EMR Optimization Is the Hottest Thing Since … EMRs

By Ken Congdon, content marketing manager, Hyland Healthcare.

Ken Congdon

Due in large part to the HITECH Act and the meaningful use incentive program, electronic medical record (EMR) initiatives have dominated the IT efforts of healthcare providers for the better part of the past decade. Most of the focus over this time has been placed on simply implementing the technology and getting clinicians to embrace it.

Now that more than 95 percent of hospitals in the U.S. are currently using EMRs*, it seems the focus is beginning to shift. However, the move isn’t away from EMRs to some other groundbreaking technology. Instead, the focus is transferring from simply implementing EMRs to optimizing the software in order to squeeze more value out of it.

You see, most healthcare providers aren’t very happy with the ROI they are currently getting from their multimillion-dollar EMR investments. In fact, only 10 percent believe they are getting a positive or superb return from their EMRs, according to a recent survey of 1,100 healthcare professionals by Health Catalyst.

The remainder describe the ROI as terrible, poor or mediocre.

As a result, healthcare providers are turning their attention to enhancing their existing EMR systems. According to a recent Black Book Market Research survey, 61 percent of healthcare respondents say technology optimization is the highest priority IT engagement for their organizations by the end of 2020. Not surprisingly, EMR software and revenue cycle management systems are the primary targets of these optimization efforts.
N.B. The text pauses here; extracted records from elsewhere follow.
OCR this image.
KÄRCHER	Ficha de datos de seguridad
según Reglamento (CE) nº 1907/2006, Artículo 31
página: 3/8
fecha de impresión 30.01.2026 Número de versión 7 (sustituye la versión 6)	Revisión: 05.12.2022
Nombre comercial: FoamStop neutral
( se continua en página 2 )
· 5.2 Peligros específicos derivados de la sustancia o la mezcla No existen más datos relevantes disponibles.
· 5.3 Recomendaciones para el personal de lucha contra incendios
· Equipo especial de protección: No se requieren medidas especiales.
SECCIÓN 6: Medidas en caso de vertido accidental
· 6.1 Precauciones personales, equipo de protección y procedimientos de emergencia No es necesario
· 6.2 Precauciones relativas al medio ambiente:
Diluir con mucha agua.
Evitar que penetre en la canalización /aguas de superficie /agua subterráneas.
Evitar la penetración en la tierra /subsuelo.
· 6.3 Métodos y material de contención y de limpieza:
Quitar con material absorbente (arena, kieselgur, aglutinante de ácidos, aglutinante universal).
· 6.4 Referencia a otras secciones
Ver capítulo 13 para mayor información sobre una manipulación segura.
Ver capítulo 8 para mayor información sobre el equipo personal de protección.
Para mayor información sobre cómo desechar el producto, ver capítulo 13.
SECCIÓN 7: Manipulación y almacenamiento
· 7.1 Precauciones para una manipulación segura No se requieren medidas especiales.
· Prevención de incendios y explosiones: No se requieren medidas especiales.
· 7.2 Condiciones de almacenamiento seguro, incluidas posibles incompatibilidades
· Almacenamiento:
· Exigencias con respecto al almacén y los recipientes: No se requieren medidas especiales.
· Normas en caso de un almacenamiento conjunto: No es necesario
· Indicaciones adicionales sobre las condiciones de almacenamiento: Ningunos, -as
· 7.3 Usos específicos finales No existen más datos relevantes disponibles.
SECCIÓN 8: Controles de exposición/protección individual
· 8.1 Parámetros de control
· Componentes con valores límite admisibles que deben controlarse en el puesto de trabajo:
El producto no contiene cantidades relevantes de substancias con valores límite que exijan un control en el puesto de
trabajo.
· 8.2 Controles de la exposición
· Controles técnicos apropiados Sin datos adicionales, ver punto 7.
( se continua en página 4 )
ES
5 tips to enhance your EMR

Improving the ROI of an EMR requires an investment in critical strategies and technologies to enhance the software’s overall capabilities and performance. The following are a few steps to get more value out of this core clinical platform.

  1. Standardize documentation

If your paper-based documentation processes were disorganized and based on individual clinician preferences, then simply digitizing these efforts will result in limited efficiency gains. To maximize digital workflows, you should standardize documentation processes across the enterprise. Work with your clinicians to gain consensus on how they should document patient encounters and ensure they adhere to these new processes.

  1. Streamline documentation

It was initially believed that EMRs would reduce the documentation requirements on physicians. Unfortunately, largely because of industry regulations, the technology has actually increased this burden. Where possible, healthcare providers should aim to reduce the data entry requirements EMRs place on their physicians and allow them to focus on care.

  1. Address usability and access

Optimizing your EMR means making it a true single source for all patient data. That means ensuring all patient information — not just discrete health data, but unstructured documents and DICOM and non-DICOM medical images — are accessible from the EMR platform. Focus on making patient data easy to find and use from within the EMR, and reduce instances where physicians need to search for the data they need to make the most informed clinical decisions possible.  

  1. Address interoperability

Your EMR shouldn’t just be another silo within your enterprise. It should be as open as possible to ensure interoperability with other systems and healthcare stakeholders. Work with your EMR vendor and invest in complementary technologies that make it easier to exchange and share patient information with partners to facilitate collaboration and ensure continuity of care.

This can have a dramatic impact on healthcare outcomes and the overall patient experience. Also, making patient data “liquid” is a key step to reducing duplicate testing and providing safe, effective care.

  1. Add decision support and data analytics

Coupling decision support tools with your EMR can ensure your clinicians have the right information at the right time to make appropriate medical decisions, ideally when they’re still in front of the patient. Data analytics can help you use the data stored in your EMR to identify patterns and trends that you can use to make population health improvements.

Effective solutions should include making clinical documents, DICOM studies, point-of-care images, video and more accessible to clinicians via the EMR interface — increasing adoption of this core clinical platform by making it a more valuable tool in the delivery of care.

* Data from the Office of the National Coordinator for Health Information Technology


2 comments on “EMR Optimization Is the Hottest Thing Since … EMRs”

Very nice summary Ken! On #2, in my opinion there was an additional factor in play. The EMR entered the scene and promised discrete data for use in standardizing care and performing research. The progressive leaders in implementing EMRs were over-zealous in trying to create everything as discrete data entry, and this created the burden on data entry for providers (and nurses). Sometimes just because you can automate something doesn’t mean you should. A narrative note goes a long way to telling pertinent details without pages of text boxes or copy/pasted information. My two cents.